Leo Yan [Thu, 3 Jun 2021 09:59:10 +0000 (17:59 +0800)]
tests: Support multiple backing devices
In current implementation, the option "LVM_TEST_BACKING_DEVICE" only
supports to specify one backing device; this patch is to extend the
option to support multiple backing devices by using comma as separator,
e.g. below command specifies two backing devices:
make check_lvmlockd_idm LVM_TEST_BACKING_DEVICE=/dev/sdj3,/dev/sdk3
This can allow the testing works on multiple drives and verify the
locking scheme if can work as expected for multiple drives case. For
example, for Seagate IDM locking scheme, if a VG uses two PVs, every PV
is resident on a drive, thus the locking operations will be sent to two
drives respectively; so the extension for "LVM_TEST_BACKING_DEVICE" can
help to verify different drive configurations for locking.
Leo Yan [Thu, 3 Jun 2021 09:59:09 +0000 (17:59 +0800)]
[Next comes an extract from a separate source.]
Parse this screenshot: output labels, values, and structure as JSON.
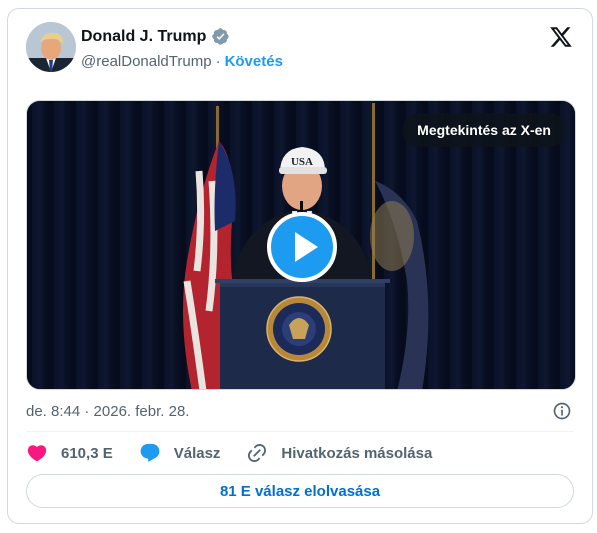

tests: Enable the testing for IDM locking scheme
This patch is to introduce testing option LVM_TEST_LOCK_TYPE_IDM, with
specifying this option, the Seagate IDM lock manager will be launched as
backend for testing. Also add the prepare and remove shell scripts for
IDM.
David Teigland [Wed, 2 Jun 2021 21:29:54 +0000 (16:29 -0500)]
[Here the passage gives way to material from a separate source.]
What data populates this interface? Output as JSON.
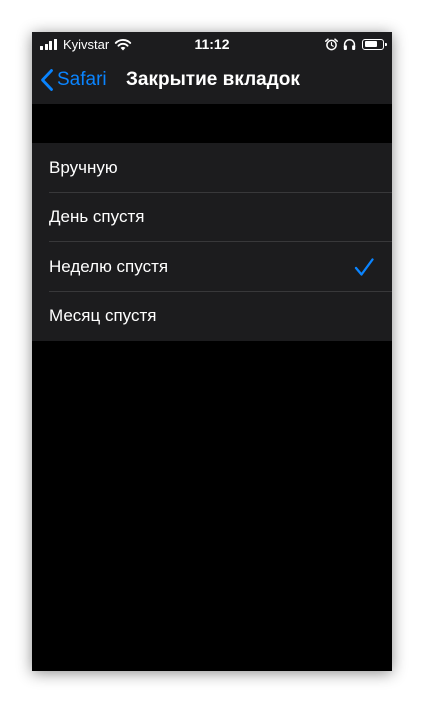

pvchange: fix file locking deadlock
Calling clear_hint_file() to invalidate hints would acquire
the hints flock before the global flock which could cause deadlock.
The lock order requires the global lock to be taken first.
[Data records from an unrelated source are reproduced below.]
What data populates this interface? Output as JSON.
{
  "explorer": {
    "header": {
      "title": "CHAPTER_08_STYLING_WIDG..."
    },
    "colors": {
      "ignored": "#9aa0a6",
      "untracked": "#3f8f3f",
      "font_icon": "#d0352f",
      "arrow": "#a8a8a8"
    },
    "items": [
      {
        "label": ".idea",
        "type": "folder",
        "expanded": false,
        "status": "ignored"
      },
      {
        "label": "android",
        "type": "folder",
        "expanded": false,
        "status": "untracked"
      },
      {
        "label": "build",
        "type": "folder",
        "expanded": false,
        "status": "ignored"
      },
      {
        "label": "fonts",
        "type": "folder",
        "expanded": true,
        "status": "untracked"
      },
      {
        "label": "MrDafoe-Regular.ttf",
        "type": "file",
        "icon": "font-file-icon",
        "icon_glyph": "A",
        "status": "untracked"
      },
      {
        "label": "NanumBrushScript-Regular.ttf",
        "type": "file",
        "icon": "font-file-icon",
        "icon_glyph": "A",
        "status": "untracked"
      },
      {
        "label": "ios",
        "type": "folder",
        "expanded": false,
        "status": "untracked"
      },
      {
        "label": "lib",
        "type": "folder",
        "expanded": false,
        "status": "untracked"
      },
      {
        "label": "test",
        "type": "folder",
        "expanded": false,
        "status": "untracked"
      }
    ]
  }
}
pvchange was always invalidating hints, which was unnecessary;
only invalidate hints when changing a PV uuid. Because of the
lock ordering, take the global lock before clear_hint_file which
locks the hints file.
Leo Yan [Fri, 21 May 2021 02:56:37 +0000 (10:56 +0800)]
configure: Add macro LOCKDIDM_SUPPORT
The macro LOCKDIDM_SUPPORT is missed in configure.h.in file, thus when
execute "configure" command, it has no chance to add this macro in the
automatic generated header include/configure.h.
This patch adds macro LOCKDIDM_SUPPORT into configure.h.in.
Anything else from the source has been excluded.